Nach der Absage von Tempelhof habe er gehofft, im stillgelegten ICC bis Mitte Dezember die zweite Staffel von „Mysterium“ drehen zu können, nachdem dort ein Kunstfestival stattgefunden hatte. Die Absage der Stadt sei von oben herab gewesen.

„Man ließ uns wissen, dass wir uns das ohnehin nicht leisten könnten, weil das Objekt 5000 Euro am Tag kosten würde und wir mindestens sieben Tage dort drehen müssten, das macht 35 000 Euro. Das kann ich aber nicht bezahlen, Das könnte in dem Zwang, sieben Tage dort drehen zu müssen, nicht einmal der ,Tatort‘ bezahlen“, so Roth weiter.

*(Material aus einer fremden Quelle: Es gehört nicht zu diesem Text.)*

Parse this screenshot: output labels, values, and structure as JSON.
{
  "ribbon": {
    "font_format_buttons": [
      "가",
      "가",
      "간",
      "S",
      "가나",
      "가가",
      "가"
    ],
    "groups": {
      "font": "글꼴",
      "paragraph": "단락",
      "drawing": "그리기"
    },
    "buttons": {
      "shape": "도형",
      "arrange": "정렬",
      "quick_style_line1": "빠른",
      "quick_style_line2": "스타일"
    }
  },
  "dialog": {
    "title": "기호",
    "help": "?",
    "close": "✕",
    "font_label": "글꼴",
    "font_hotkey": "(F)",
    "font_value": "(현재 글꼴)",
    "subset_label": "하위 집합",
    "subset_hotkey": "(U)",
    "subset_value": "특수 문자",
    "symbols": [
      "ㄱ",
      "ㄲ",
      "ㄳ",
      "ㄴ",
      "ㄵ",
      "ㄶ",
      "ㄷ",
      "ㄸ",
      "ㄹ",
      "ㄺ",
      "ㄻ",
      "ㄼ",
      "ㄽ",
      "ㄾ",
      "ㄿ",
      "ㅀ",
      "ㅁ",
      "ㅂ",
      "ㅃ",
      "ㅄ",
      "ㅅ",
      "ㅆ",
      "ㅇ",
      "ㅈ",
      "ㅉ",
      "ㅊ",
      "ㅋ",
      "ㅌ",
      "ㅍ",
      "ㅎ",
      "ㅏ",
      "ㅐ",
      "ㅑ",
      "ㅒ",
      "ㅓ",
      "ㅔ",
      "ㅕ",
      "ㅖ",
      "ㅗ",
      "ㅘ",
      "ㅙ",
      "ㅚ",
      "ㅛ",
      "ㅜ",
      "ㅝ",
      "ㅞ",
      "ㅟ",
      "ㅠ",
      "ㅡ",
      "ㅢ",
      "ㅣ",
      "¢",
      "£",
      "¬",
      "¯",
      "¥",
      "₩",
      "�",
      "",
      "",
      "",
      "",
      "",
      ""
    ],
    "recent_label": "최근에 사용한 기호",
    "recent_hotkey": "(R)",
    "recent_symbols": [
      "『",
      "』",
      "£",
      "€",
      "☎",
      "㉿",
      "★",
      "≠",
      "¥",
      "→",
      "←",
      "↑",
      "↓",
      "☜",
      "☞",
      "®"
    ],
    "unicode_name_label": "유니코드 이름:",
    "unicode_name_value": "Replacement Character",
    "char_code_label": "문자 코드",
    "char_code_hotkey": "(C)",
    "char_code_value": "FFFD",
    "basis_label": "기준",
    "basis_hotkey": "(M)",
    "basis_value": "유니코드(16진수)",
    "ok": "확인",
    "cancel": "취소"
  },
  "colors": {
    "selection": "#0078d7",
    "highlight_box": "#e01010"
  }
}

Für Netflix möge das egal sein, mal eben für hundert Tage da reinzugehen. „Ich als Münchner Produzent muss mir nun überlegen, ob ich in Zukunft in Berlin noch drehen will und kann. Dass ein öffentlich-rechtliches Projekt nicht auf öffentlichem Grund drehen darf, ist schwer zu begreifen. Natürlich kommt einem da die Gentrifizierung in den Sinn.“ Inzwischen hat der Produzent in seiner Not den Drehort eines privaten Investors gebucht, der das SEZ ebenfalls zu saftigen Tarifen vermietet, die aber immer noch günstiger und flexibler sind als die städtischen Forderungen.

Im neuen Koalitionsvertrag des Berliner Senats heißt es, die „filmfreundliche Stadt“ wolle ausdrücklich Kinder-Dokumentar und künstlerischen Film fördern, sie erhielten „einen besonderen Stellenwert“.

Für Marcus Roth „klingt das natürlich sehr gut“. Die Frage sei nur, „wie es gelebt wird und ob so ein kleines und ambitioniertes TV-Projekt wie unseres da mitgemeint ist. Denn wir sind ohne Förderung finanziert und damit nicht so im institutionellen Fokus wie ein Kinoprojekt. Vielleicht würden städtische Stellen anders agieren, wenn wir George Clooney im Cast hätten.“ Es seien aber „nur" Berliner Schauspieler.

Soll heißen: Anspruch und Wirklichkeit klaffen auseinander. Aber mit diesem „Mysterium“ kennt man sich in Berlin ja bestens aus. Und einen echten Vorteil bietet die Hauptstadt derzeit tatsächlich (noch) gegenüber München: Die Inzidenzen sind hier weitaus niedriger.